今回読み込む静止モデルのファイル形式はWavefront(.obj + .mtl)形式なので、THREE.OBJMTLLoaderクラスを用いています。そのため、OBJMTLLoader.js と MTLLoader.js をこちら( https://github.com/mrdoob/three.js/tree/master/examples/js/loaders )から入手して読み込んでいます。

●js/app.js


// 描画領域のサイズを決める。
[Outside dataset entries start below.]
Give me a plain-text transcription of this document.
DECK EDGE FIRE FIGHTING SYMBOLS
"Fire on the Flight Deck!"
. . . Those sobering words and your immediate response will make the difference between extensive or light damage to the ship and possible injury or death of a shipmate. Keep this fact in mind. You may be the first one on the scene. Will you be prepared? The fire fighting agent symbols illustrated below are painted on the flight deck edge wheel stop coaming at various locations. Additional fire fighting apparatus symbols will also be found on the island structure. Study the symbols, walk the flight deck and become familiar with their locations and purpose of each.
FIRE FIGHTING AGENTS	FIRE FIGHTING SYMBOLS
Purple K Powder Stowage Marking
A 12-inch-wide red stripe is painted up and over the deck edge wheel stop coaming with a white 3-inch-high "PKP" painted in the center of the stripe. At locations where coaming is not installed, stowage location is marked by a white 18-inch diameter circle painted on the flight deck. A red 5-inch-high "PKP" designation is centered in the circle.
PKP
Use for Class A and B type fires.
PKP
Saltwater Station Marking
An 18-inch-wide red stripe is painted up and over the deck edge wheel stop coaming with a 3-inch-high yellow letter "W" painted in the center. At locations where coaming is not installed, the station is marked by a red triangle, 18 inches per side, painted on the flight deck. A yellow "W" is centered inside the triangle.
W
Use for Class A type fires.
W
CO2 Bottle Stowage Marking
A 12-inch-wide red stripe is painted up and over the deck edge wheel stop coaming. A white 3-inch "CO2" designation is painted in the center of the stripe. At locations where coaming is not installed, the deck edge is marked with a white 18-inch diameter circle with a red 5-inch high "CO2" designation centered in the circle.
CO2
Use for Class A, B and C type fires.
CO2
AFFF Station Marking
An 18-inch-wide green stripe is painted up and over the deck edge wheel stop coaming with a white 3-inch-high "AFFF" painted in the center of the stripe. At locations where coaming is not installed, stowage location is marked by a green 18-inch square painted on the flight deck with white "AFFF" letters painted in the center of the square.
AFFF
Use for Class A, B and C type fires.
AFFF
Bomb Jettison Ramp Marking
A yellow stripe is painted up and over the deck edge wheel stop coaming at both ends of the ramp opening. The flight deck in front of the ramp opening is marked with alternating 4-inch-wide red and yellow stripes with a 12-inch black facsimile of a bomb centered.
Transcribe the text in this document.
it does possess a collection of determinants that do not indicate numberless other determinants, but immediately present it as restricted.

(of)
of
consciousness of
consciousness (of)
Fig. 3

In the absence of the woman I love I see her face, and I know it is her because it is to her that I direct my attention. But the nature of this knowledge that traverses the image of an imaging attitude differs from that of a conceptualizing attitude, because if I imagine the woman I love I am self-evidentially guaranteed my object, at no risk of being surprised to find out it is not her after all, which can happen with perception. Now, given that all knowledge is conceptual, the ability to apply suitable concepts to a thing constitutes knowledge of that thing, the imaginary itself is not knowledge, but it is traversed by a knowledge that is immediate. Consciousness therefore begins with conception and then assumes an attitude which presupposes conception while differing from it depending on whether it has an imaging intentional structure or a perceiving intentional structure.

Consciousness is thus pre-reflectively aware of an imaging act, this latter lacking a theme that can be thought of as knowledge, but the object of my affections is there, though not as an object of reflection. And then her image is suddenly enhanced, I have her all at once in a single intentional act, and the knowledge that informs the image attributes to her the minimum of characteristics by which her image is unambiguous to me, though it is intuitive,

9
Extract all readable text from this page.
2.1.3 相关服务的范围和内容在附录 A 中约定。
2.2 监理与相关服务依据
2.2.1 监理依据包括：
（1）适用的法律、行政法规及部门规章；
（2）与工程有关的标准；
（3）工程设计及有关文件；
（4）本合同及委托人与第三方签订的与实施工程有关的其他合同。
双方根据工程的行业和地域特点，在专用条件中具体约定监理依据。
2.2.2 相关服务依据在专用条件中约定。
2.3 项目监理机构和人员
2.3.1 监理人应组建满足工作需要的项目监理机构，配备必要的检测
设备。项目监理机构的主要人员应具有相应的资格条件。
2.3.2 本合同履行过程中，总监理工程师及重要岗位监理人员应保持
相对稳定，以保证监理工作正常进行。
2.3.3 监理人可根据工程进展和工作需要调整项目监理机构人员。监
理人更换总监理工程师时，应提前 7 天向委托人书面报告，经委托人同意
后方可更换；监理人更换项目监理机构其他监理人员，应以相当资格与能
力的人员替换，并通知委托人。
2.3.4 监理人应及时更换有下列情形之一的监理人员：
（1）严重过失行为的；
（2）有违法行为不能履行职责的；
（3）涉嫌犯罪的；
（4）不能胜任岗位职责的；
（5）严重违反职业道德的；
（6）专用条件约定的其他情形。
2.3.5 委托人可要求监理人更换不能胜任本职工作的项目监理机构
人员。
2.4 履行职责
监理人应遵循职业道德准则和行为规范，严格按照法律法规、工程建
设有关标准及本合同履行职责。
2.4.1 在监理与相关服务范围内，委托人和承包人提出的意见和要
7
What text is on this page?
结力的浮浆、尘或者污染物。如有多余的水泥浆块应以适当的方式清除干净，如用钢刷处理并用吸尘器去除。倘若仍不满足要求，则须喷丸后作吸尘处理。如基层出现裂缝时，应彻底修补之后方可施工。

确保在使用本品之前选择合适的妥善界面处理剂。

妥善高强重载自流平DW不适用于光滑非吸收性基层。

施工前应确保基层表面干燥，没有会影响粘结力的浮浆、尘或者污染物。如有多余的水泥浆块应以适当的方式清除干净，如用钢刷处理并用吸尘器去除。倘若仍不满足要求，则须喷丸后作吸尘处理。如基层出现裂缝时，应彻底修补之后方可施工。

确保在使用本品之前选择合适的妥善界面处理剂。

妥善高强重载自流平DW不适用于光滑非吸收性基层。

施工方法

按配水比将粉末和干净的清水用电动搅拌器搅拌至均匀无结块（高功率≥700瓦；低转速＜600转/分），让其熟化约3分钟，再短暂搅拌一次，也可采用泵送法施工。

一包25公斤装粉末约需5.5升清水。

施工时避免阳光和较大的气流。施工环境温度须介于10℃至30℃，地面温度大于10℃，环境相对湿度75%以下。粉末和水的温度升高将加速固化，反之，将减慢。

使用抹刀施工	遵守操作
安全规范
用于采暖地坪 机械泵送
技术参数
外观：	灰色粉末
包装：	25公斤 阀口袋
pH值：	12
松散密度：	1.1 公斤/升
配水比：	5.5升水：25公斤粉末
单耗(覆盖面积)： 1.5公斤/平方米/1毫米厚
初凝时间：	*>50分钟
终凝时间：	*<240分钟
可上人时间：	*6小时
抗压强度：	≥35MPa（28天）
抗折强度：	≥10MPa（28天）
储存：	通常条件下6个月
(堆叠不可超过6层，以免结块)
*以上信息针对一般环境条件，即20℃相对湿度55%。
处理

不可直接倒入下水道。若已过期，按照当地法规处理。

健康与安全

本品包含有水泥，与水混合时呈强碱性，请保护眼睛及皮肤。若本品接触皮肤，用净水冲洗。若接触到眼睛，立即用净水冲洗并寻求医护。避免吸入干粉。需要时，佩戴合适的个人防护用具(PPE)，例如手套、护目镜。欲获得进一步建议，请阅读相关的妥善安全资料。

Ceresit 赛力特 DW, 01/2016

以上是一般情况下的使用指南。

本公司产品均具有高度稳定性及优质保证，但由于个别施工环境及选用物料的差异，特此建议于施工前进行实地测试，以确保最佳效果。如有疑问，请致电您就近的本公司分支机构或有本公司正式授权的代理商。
今回の場合、画面全体に広げる。
var viewWidth =  document.documentElement.clientWidth;
var viewHeight = document.documentElement.clientHeight;
var scene,     // オブジェクトの配置先となるシーン
    camera,    // オブジェクトを捉えるカメラ
    renderer,  // 実際の描画を担当するレンダラー
    chara,     // 表示する3Dキャラクター
    mouse = { x: 0.5, y: 0.5 }   // マウス位置を0,0から1,1までで表現(three.jsとは関係なし)
    ;
// 初期化処理
document.addEventListener("DOMContentLoaded", init, false);
function init() {
    // 空のシーンを作成
    scene = new THREE.Scene();
    
    // カメラの各種設定
    camera = new THREE.PerspectiveCamera(30, viewWidth / viewHeight, 0.1, 1000); 
    camera.position.z = 180;
    camera.position.y = 40;
    
    // シーン全体に広がる環境光を追加
    var light = new THREE.AmbientLight(0xBBBBBB);
    scene.add(light);
    
    // レフ板として点ライトを追加
    var pointLight = new THREE.PointLight(0xFFFFFF, 0.9, 1000);
    pointLight.position.set(100, 0, 200);
    scene.add(pointLight);
    // レンダラーを作り、描画先のDOMエレメントをbody直下に置く
    renderer = new THREE.WebGLRenderer();
    renderer.setSize(viewWidth, viewHeight);
    document.body.appendChild( renderer.domElement );
    
    // OBJ・MTLファイルを読み込み開始
    var objLoader = new THREE.OBJMTLLoader();
    objLoader.load("obj/model.obj", "obj/model.mtl", function(model) {
        // 大きさを調整し、へその位置が地面に来るようにする
        model.scale.set(0.1, 0.1, 0.1);
        model.position.y = -40;
        // モデルをダミーオブジェクトで包む(へそ中心に回転したいため)
        chara = new THREE.Object3D();
        chara.add(model);
        // シーンへ追加する
        scene.add(chara);
        // カメラ方向をオブジェクトへ向ける
        camera.lookAt(chara.position);
        
        doRender();  // 描画開始!
    });
    // タッチやマウス操作のイベント登録
    window.addEventListener("touchmove", onTouchMove, false);
    window.addEventListener("mousemove", onMouseMove, false);
}
// 描画フレーム毎に呼び出される関数(最高で60FPS)
function doRender() {
    // おまじない
    window.requestAnimationFrame(doRender);
    // キャラのY軸・X軸の回転角度を決める。すこし背中側まで回転させたいので1.2を掛けている。
    chara.rotation.y = 1.2 * (-0.5 + mouse.x) * Math.PI;
    chara.rotation.x = 1.2 * (-0.5 + mouse.y) * Math.PI;
    
    // 徐々に正面を向かせたいので、勝手にマウス位置を中央に近づける
    mouse.x += (0.5 - mouse.x) * 0.05;
    mouse.y += (0.5 - mouse.y) * 0.05;
    // シーンを描画
    renderer.render(scene, camera);
}
// タッチイベントを拾う
function onTouchMove(ev) {
    mouse.x = event.changedTouches[0].pageX / screen.width;
    mouse.y = event.changedTouches[0].pageY / screen.height;
    ev.preventDefault();  // スクロール防止
}
// PCでの確認用
function onMouseMove(ev) {
    mouse.x = event.clientX / viewWidth;
    mouse.y = event.clientY / viewHeight;
}

(説明)
・init()関数でシーン、カメラ、ライトを設定し、3Dモデルの読み込みを開始します。
・3Dモデルの読み込みが完了するとコールバックが呼ばれるので、モデルをシーンへ追加し、描画を開始します。
・描画関数doRender()では、レンダラーのrender()メソッドを呼び出す前にモデルの回転角度を調整しています。マウスの左右の動きをY軸回転に、上下の動きをX軸回転に対応させています。先頭で window.requestAnimationFrame() を呼び出していますが、これはおまじないなので気にしないてください。描画関数の名前は自由ですが、形式は以下のとおりです。楽ちんですね。


function doRender() {
    window.requestAnimationFrame(doRender);  // おまじない
    /***** ここで何かシーンに変化をつける *****/
    renderer.render(scene, camera);  // シーンを描画
}

今回のサンプルコードを応用すれば、例えば3Dモデルのカタログアプリが簡単に作れてしまいます。
皆さんも是非、Monacaでthree.jsにチャレンジしてみてください!